Meta contractors were instructed to pose as minors to test competitor chatbots on sensitive topics like suicide, sex, and eating disorders.

A controversial Meta project involved contractors posing as minors to test competitor chatbots on high-risk subjects, raising ethical and legal concerns. The effort targeted OpenAI, Google, and Character.AI, with tens of thousands of prompts sent to evaluate safety systems.

Meta Contractors Posed as Teens to Test Competitor Chatbots

Hundreds of contractors working for Meta were instructed to pose as minors online to test how competitor chatbots responded to prompts involving sensitive and high-risk subjects, according to internal documents and sources familiar with the project. The effort, managed by Meta contractor Covalen and known internally as Cannes, targeted chatbots from OpenAI, Google, and Character.AI.

Project Details

The project involved creating dummy under-18 accounts to send written prompts and images to rival chatbots, with responses logged into spreadsheets. Prompts included topics such as suicide, sex, eating disorders, drugs, profanity, and racial slurs. Many were written from the perspective of children or teenagers in crisis, such as a 13-year-old asking about pregnancy or a fifth-grader describing a classmate with a gun.

Some of the images sent by contractors included pills, knives, nooses, and medical diagrams. The prompts were designed to push chatbots toward responses their safety systems were supposed to refuse. In one round of testing in August 2025, over 45,000 prompts were sent to competitor chatbots. The companies being tested were unaware of the effort.

Former contractors described the project as alarming, raising concerns about generating child sexual abuse material or secretly using competitors’ data.

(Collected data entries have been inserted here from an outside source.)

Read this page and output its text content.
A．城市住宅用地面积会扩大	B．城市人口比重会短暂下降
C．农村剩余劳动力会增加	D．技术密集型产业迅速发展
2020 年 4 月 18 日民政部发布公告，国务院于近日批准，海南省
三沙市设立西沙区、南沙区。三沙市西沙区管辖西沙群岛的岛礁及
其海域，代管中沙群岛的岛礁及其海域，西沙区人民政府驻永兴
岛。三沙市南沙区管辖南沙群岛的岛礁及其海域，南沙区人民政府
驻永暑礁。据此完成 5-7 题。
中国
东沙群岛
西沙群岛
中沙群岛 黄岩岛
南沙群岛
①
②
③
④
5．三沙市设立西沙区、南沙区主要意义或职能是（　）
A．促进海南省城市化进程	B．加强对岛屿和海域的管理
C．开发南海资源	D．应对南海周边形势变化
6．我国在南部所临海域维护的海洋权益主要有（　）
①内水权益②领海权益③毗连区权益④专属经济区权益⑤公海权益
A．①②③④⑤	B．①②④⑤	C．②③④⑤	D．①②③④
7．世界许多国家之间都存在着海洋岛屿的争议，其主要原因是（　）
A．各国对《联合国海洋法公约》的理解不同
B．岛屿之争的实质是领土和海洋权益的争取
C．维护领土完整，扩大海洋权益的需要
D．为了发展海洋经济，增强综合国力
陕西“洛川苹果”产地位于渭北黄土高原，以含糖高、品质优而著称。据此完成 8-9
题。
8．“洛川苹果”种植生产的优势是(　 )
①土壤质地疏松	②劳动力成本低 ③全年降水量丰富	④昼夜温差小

Legal experts reviewed the prompts and found they did not cross into illegal territory but noted potential violations of the competitors’ terms of service.

OpenAI, Google, and Character.AI confirmed they did not authorize the testing. Character.AI called the conduct a violation of its terms and policies, while Google and OpenAI said they were investigating the issue.

Meta's Defense

Meta defended the project as routine safety testing, stating it was an industry-standard practice to ensure safe and age-appropriate experiences. The company claimed it does not use competitor benchmarking to train its own AI models.

Industry Perspective

While testing competitors’ products is not unusual in the AI industry, the scale and secrecy of Meta’s project raised questions. Rumman Chowdhury, CEO of Humane Intelligence PBC, described the effort as outside typical industry standards, blending safety evaluation with competitor benchmarking in a way that could be seen as anticompetitive.

Conclusion

The project highlights the ethical and governance challenges in AI safety testing, particularly when involving sensitive topics and minors. As the tech industry continues to evolve, such practices may face increasing scrutiny from both legal and ethical standpoints.